Last week we reported that Google was to add an "Unavailable After" META Tag. Since then, we've spoke to Dan Crow of Google, who provided more information on how to use it, as well information on a new way to send robots blocking info within HTTP headers.
The "unavailable_after" Meta tag will allow you to tell Google that a page should expire from the search results at a specific time. For example, if you have a page that you would like to be removed from the search results at 6pm EST on July 23, 2007, you would add the following Meta tag:
<META NAME="GOOGLEBOT" CONTENT="unavailable_after: 23-Jul-2007 18:00:00 EST">
Once Google crawls the page and sees this Meta tag, it will take about a day for the page to be removed from the search results. Also this tag is only supported with web search. To remove the page completely from Google, including the cache copies, use the Google removal tool.

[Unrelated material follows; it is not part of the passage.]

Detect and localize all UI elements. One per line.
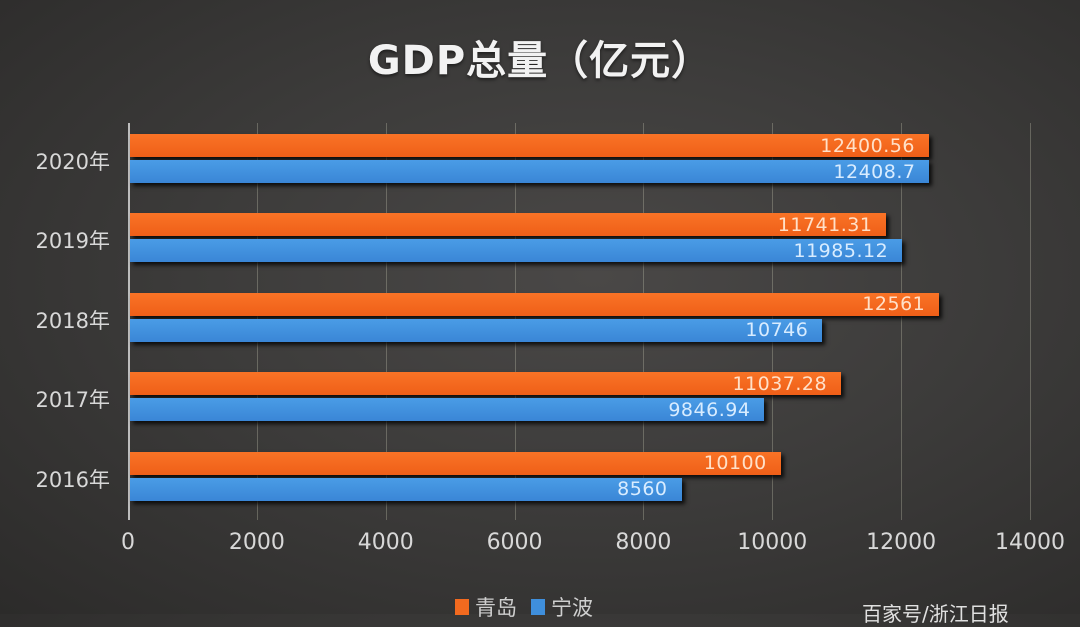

Google has also added support to control access to non-HTML documents that can't have meta tags in them for blocking, such as PDF files, audio, xls documents and so. This is through a new X-Robots-Tag directive issued via the HTTP Header used to serve the file.
Here are examples of how to use the X-Robots-Tag:
Don't index this document:
Don't show cache or snippet in search results for this file:
X-Robots-Tag: noarchive, nosnippet
Don't index after a specific date (i.e. the "unavailable_after" tag):
X-Robots-Tag: unavailable_after: 7 Jul 2007 16:30:00 GMT
You can also combine these tags as well.